"Михаил Нестеров. Месть и закон " - читать интересную книгу автора

По дороге домой она твердо решила "перебрать", хоть раз напиться, дать
волю чувствам и словам, а не держать их в груди, постоянно ощущая эфемерное
состояние нехватки воздуха. Она боялась, что Сергей вдруг передумает,
проводит ее до подъезда и попрощается. И облегченно вздохнула, когда
Белоногов перешагнул порог ее квартиры.
В определенный момент Валентина поймала себя на мысли, что начинает
суетиться, совсем необязательно предлагая гостю завалявшуюся в кухонном
шкафу салфетку, советуя закусить шоколадом, а не карамелью - дескать, букет
станет более осязаем.
Сказала, выпив первую рюмку: "Ты меня не слушай".
А сама принуждала гостя внимать, все больше распахивая перед ним душу.
В какой-то момент ей захотелось переменить тему, расспросить гостя о том,
где он работает и кем. Вместо этого захмелевшая хозяйка потянула парня за
собой и встала за спинкой кресла, стоящего посреди комнаты. Склонив голову,
красными от слез глазами посмотрела на телевизор.

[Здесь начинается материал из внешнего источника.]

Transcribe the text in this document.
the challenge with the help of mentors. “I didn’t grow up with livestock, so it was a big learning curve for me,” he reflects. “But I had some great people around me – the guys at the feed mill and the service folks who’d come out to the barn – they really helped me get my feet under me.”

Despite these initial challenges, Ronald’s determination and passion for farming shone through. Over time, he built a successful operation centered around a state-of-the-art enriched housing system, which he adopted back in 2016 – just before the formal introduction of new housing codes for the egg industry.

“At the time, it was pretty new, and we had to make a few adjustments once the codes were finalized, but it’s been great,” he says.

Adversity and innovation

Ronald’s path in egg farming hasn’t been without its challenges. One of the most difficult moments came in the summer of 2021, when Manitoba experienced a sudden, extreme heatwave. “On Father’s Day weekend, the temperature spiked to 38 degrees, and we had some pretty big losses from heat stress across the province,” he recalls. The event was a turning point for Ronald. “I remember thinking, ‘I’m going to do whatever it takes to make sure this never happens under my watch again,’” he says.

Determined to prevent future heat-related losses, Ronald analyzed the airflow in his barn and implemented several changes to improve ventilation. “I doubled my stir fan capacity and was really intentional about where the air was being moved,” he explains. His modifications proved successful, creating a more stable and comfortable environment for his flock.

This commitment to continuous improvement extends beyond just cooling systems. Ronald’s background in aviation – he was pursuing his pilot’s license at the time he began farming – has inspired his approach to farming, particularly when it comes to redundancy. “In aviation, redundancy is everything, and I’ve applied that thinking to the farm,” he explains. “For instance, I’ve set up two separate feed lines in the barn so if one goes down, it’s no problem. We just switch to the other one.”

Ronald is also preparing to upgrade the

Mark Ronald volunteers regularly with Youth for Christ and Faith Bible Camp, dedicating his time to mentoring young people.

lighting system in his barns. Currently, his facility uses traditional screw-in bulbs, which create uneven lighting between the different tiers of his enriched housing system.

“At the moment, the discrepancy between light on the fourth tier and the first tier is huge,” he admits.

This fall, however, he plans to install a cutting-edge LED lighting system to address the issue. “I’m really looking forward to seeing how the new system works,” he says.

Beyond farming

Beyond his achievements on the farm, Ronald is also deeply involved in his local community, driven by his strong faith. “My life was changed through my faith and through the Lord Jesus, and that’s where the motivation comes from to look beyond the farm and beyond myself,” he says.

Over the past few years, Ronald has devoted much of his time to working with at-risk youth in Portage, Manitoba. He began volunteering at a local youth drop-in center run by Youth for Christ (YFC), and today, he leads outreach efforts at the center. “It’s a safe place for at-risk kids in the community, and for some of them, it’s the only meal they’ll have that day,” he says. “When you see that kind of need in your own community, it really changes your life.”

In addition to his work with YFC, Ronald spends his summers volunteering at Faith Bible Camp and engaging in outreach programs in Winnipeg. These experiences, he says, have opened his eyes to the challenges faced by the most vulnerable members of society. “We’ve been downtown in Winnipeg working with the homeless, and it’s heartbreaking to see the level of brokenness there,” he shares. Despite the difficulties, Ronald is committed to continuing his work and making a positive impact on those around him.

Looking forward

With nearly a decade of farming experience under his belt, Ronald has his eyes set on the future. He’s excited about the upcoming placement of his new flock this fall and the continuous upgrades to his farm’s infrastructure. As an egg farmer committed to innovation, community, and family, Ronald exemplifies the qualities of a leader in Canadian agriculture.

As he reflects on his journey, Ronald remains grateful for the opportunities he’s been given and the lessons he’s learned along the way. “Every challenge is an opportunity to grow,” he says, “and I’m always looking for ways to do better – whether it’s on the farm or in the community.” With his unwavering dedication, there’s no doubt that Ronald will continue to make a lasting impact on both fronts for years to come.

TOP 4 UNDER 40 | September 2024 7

- Это было любимое место сына. Когда оканчивалась передача "Спокойной
ночи, малыши!", отсюда он уходил в спальню. Если б ты знал, Сережа, как я
жалела его... Я неверующая - как говорят, только всуе поминаю имя
господа, - наверное, оттого посылала в адрес бога столько проклятий, что в
конце концов он наказал меня.
Последние слова были сказаны жестко, Валентина надолго замолчала и
продолжила уже мягким голосом:
- Илья был добрым мальчиком, ласковым. И - не поверишь - очень
тактичным. Когда к нам приходила Света Михайлова, Илья уступал ей свое
место, а сам садился рядом, на стул. Он любил порядок. Не знаю, почему ему
нравилось протирать полированные поверхности шкафов. Он часто вооружался
салфеткой, дышал на полировку и доводил ее до идеального блеска. До таких
мелочей у меня не доходили руки, может, потому, что я не очень усердная
хозяйка. А может, уставала на работе. Я могла оставить после себя грязную
посуду в раковине, порой заметала мусор в угол и оставляла там, если под
рукой не было совка.
Мелочь, о которой не стоит говорить, но мне было лень идти за совком.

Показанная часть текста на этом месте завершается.